Soft and hard tactics for stormwater adaptation are well-established. However, their required capacities for a specific community are uncertain without local-scale estimates of future precipitation, runoff, peak flow, drainage system capacity, and flooding. Projecting local-scale long-term climate is also uncertain, and significant uncertainty persists in rainfall-runoff modeling.
Selected findings from four studies of local-scale stormwater adaptation planning are presented. The range of uncertainty in long-term climate projections is compared with uncertainty in rainfall-runoff modeling. The benefits of local-scale precipitation projections include identification of future vulnerabilities in the built environment, a basis for updating design specifications, adaptation cost estimates, support for stakeholder adaptation decision-making.

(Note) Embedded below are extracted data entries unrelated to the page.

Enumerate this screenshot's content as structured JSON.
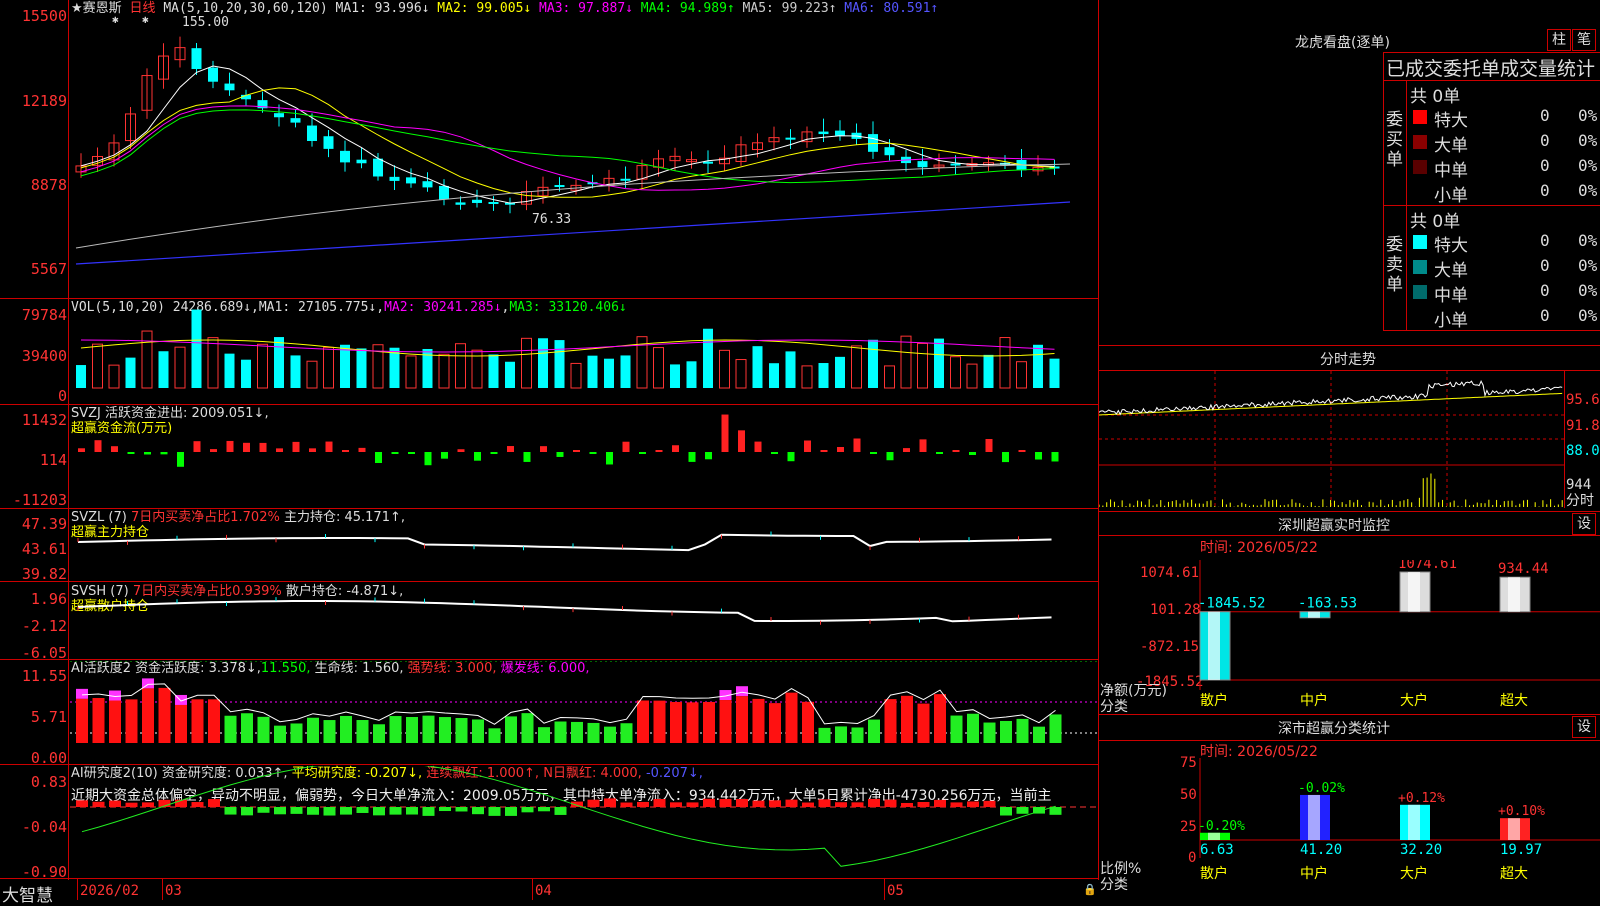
{
  "stock": {
    "name": "赛恩斯",
    "period": "日线",
    "star": "★"
  },
  "main_axis": {
    "labels": [
      "15500",
      "12189",
      "8878",
      "5567"
    ]
  },
  "main_legend": {
    "params": "MA(5,10,20,30,60,120)",
    "ma1": "MA1: 93.996↓",
    "ma2": "MA2: 99.005↓",
    "ma3": "MA3: 97.887↓",
    "ma4": "MA4: 94.989↑",
    "ma5": "MA5: 99.223↑",
    "ma6": "MA6: 80.591↑",
    "high_label": "155.00",
    "low_label": "76.33"
  },
  "vol": {
    "axis": [
      "79784",
      "39400",
      "0"
    ],
    "legend": {
      "params": "VOL(5,10,20)",
      "vol": "24286.689↓",
      "ma1": "MA1: 27105.775↓",
      "ma2": "MA2: 30241.285↓",
      "ma3": "MA3: 33120.406↓"
    }
  },
  "svzj": {
    "axis": [
      "11432",
      "114",
      "-11203"
    ],
    "legend1": "SVZJ  活跃资金进出: 2009.051↓,",
    "legend2": "超赢资金流(万元)"
  },
  "svzl": {
    "axis": [
      "47.39",
      "43.61",
      "39.82"
    ],
    "legend_a": "SVZL (7)",
    "legend_b": "7日内买卖净占比1.702%",
    "legend_c": "主力持仓: 45.171↑,",
    "legend2": "超赢主力持仓"
  },
  "svsh": {
    "axis": [
      "1.96",
      "-2.12",
      "-6.05"
    ],
    "legend_a": "SVSH (7)",
    "legend_b": "7日内买卖净占比0.939%",
    "legend_c": "散户持仓: -4.871↓,",
    "legend2": "超赢散户持仓"
  },
  "ai2": {
    "axis": [
      "11.55",
      "5.71",
      "0.00"
    ],
    "legend_a": "AI活跃度2 资金活跃度: 3.378↓,",
    "legend_b": "11.550,",
    "legend_c": "生命线: 1.560,",
    "legend_d": "强势线: 3.000,",
    "legend_e": "爆发线: 6.000,"
  },
  "ai_research": {
    "axis": [
      "0.83",
      "-0.04",
      "-0.90"
    ],
    "legend_a": "AI研究度2(10) 资金研究度: 0.033↑,",
    "legend_b": "平均研究度: -0.207↓,",
    "legend_c": "连续飘红: 1.000↑,",
    "legend_d": "N日飘红: 4.000,",
    "legend_e": "-0.207↓,",
    "comment": "近期大资金总体偏空，异动不明显，偏弱势，今日大单净流入：2009.05万元，其中特大单净流入：934.442万元，大单5日累计净出-4730.256万元，当前主"
  },
  "bottom_axis": {
    "brand": "大智慧",
    "dates": [
      "2026/02",
      "03",
      "04",
      "05"
    ]
  },
  "dragon_tiger": {
    "title": "龙虎看盘(逐单)",
    "btn_bar": "柱",
    "btn_stroke": "笔",
    "stats_title": "已成交委托单成交量统计"
  },
  "buy_orders": {
    "side_label": "委买单",
    "total": "共 0单",
    "rows": [
      {
        "label": "特大",
        "count": "0",
        "pct": "0%",
        "color": "#ff0000"
      },
      {
        "label": "大单",
        "count": "0",
        "pct": "0%",
        "color": "#8b0000"
      },
      {
        "label": "中单",
        "count": "0",
        "pct": "0%",
        "color": "#5a0000"
      },
      {
        "label": "小单",
        "count": "0",
        "pct": "0%",
        "color": "#000000"
      }
    ]
  },
  "sell_orders": {
    "side_label": "委卖单",
    "total": "共 0单",
    "rows": [
      {
        "label": "特大",
        "count": "0",
        "pct": "0%",
        "color": "#00ffff"
      },
      {
        "label": "大单",
        "count": "0",
        "pct": "0%",
        "color": "#008b8b"
      },
      {
        "label": "中单",
        "count": "0",
        "pct": "0%",
        "color": "#006b6b"
      },
      {
        "label": "小单",
        "count": "0",
        "pct": "0%",
        "color": "#000000"
      }
    ]
  },
  "intraday": {
    "title": "分时走势",
    "axis": [
      "95.60",
      "91.80",
      "88.00",
      "944",
      "分时"
    ]
  },
  "realtime": {
    "title": "深圳超赢实时监控",
    "set": "设",
    "time": "时间: 2026/05/22",
    "axis": [
      "1074.61",
      "101.28",
      "-872.15",
      "-1845.52"
    ],
    "ylabel": "净额(万元)",
    "xlabel": "分类"
  },
  "classify": {
    "title": "深市超赢分类统计",
    "set": "设",
    "time": "时间: 2026/05/22",
    "axis": [
      "75",
      "50",
      "25",
      "0"
    ],
    "ylabel": "比例%",
    "xlabel": "分类"
  },
  "chart_data": [
    {
      "type": "bar",
      "title": "深圳超赢实时监控",
      "ylabel": "净额(万元)",
      "xlabel": "分类",
      "categories": [
        "散户",
        "中户",
        "大户",
        "超大"
      ],
      "values": [
        -1845.52,
        -163.53,
        1074.61,
        934.44
      ],
      "value_labels": [
        "-1845.52",
        "-163.53",
        "1074.61",
        "934.44"
      ],
      "ylim": [
        -1845.52,
        1074.61
      ]
    },
    {
      "type": "bar",
      "title": "深市超赢分类统计",
      "ylabel": "比例%",
      "xlabel": "分类",
      "categories": [
        "散户",
        "中户",
        "大户",
        "超大"
      ],
      "values": [
        6.63,
        41.2,
        32.2,
        19.97
      ],
      "value_labels": [
        "6.63",
        "41.20",
        "32.20",
        "19.97"
      ],
      "changes": [
        "-0.20%",
        "-0.02%",
        "+0.12%",
        "+0.10%"
      ],
      "colors": [
        "#00ff00",
        "#2222ff",
        "#00ffff",
        "#ff2222"
      ],
      "ylim": [
        0,
        75
      ]
    }
  ]
}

In a rational decision framework, adaptation should proceed when the costs from not adapting exceed the costs from uncertainty in long-term climate projections.
2. Interannual to Decadal Climate Variability Information for Risk Assessment, Urban Water Policy, and Decision Support: Case Studies of Kansas City, Lincoln, and Great Falls Urban Areas within the Missouri River Basin – Vikram M. Mehta, Katherin Mendoza, and Norman J. Rosenberg (The Center for Research on the Changing Earth System (CRCES) and Cody Knutson, Tonya Haigh, Kelly Smith, and Nicole Wall (National Drought Mitigation Center, University of Nebraska – Lincoln)

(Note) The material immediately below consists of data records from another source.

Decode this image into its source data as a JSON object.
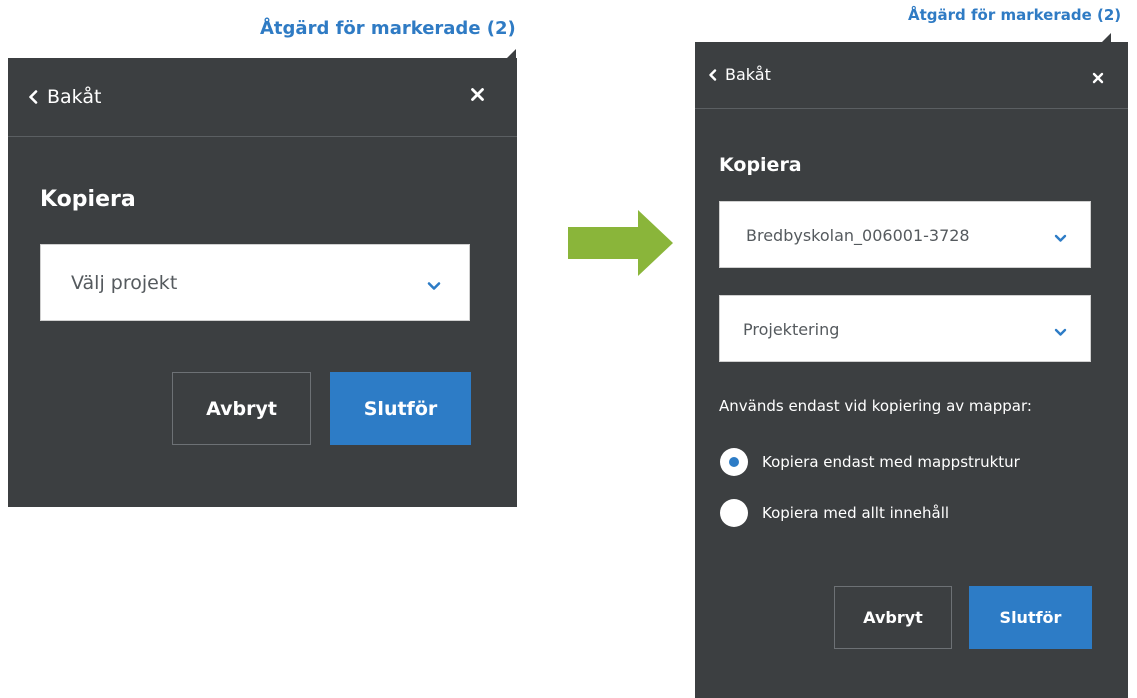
{
  "before": {
    "trigger_label": "Åtgärd för markerade (2)",
    "back_label": "Bakåt",
    "close_glyph": "×",
    "section_title": "Kopiera",
    "project_select": {
      "value": "Välj projekt",
      "icon": "chevron-down-icon"
    },
    "cancel_label": "Avbryt",
    "finish_label": "Slutför"
  },
  "arrow": {
    "icon": "right-arrow-icon",
    "color": "#8ab53a"
  },
  "after": {
    "trigger_label": "Åtgärd för markerade (2)",
    "back_label": "Bakåt",
    "close_glyph": "×",
    "section_title": "Kopiera",
    "project_select": {
      "value": "Bredbyskolan_006001-3728",
      "icon": "chevron-down-icon"
    },
    "folder_select": {
      "value": "Projektering",
      "icon": "chevron-down-icon"
    },
    "note": "Används endast vid kopiering av mappar:",
    "radio_options": [
      {
        "label": "Kopiera endast med mappstruktur",
        "checked": true
      },
      {
        "label": "Kopiera med allt innehåll",
        "checked": false
      }
    ],
    "cancel_label": "Avbryt",
    "finish_label": "Slutför"
  },
  "colors": {
    "panel_bg": "#3c3f41",
    "accent_blue": "#2d7cc6",
    "link_blue": "#2f7bc4"
  }
}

Under a SARP-funded project, we assessed impacts of interannual to decadal climate variability on urban water security in the Missouri River Basin (MRB), using Great Falls, MT; Lincoln, NE; and Kansas City, KS and MO as case-study areas. In the assessment part of the project, we analyzed climate and hydro-meteorological, surface water, and ground water data for many sites in and around the three case-study areas to identify climate variability signals, and assembled observations-based scenarios of climate variability linkages to water supply and demand in the three areas. We then used the Soil and Water Analysis Tool (SWAT) to simulate impacts of interannual to decadal climate variability on stream flow, ground water supply, and evapo-transpiration in the land areas that supply water to each of the three urban water systems; and compared model results with observations of surface and ground water, measured water withdrawal and supply to communities, and water demand in each community.

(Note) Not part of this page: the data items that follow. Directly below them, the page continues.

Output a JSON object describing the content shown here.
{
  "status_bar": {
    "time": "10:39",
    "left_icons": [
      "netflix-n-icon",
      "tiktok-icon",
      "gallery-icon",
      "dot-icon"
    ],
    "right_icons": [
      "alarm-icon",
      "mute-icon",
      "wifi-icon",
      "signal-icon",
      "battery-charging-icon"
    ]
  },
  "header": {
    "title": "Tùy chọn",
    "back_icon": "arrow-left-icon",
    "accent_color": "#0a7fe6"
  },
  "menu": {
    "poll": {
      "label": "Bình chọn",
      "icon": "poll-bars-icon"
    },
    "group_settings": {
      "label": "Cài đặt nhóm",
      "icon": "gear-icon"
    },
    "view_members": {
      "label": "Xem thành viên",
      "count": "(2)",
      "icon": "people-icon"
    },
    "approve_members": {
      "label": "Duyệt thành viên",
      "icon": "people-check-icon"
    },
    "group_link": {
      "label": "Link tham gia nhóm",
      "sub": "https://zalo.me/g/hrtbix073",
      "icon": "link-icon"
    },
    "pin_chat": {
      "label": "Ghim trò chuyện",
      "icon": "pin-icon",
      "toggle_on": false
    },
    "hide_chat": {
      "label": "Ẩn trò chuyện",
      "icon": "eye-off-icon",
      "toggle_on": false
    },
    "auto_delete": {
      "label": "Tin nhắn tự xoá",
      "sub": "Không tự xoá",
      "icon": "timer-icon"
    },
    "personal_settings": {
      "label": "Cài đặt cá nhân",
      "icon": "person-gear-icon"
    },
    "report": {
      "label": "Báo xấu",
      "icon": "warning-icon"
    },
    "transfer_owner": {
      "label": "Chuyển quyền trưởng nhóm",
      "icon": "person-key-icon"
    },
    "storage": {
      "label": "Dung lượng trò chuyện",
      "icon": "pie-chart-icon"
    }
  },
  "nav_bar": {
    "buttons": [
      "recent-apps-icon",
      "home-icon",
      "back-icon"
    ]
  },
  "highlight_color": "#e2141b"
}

Guided by an Expert Advisory Committee consisting of stakeholders, we organized workshops in each of the three urban areas. In addition to water system managers, participants included representatives of local, state, federal, and academic organizations. Discussions focused on the following main questions: How does climate variability affect the urban water system’s water supply and demand? What is the potential for using interannual to decadal climate information and outlooks in urban water system management? What is the potential for developing DCOs that would be useful in preparing for and coping with droughts and wet spells? Specific management options for this purpose were also discussed.
To assess the extent to which results specific to the three case-study areas can be generalized, we conducted an MRB-wide survey of water managers in small, medium, and large urban water systems. More than 140 urban water systems responded to the survey. Twenty seven percent reported that they were dependent upon surface water alone and that, during droughts, their systems experienced significant increases in water demand requiring the imposition of voluntary or mandatory water restrictions. More than 40% of water managers indicated that they would like to use 1- to 2-year climate outlooks, if developed, for making budget projections, justifying infrastructure investments, implementing water restrictions, informing the public on water conservation, adjusting reservoir levels, or planning expanded distribution systems.
Thus, the three case studies and the MRB-wide survey show that climate variability has substantial impacts on urban water security in the MRB, SWAT can simulate such impacts reasonably well, and water system managers would use climate information in their decision-making process, if such information is available.
Goals, methodologies and models, and results of the study will be described in this webinar.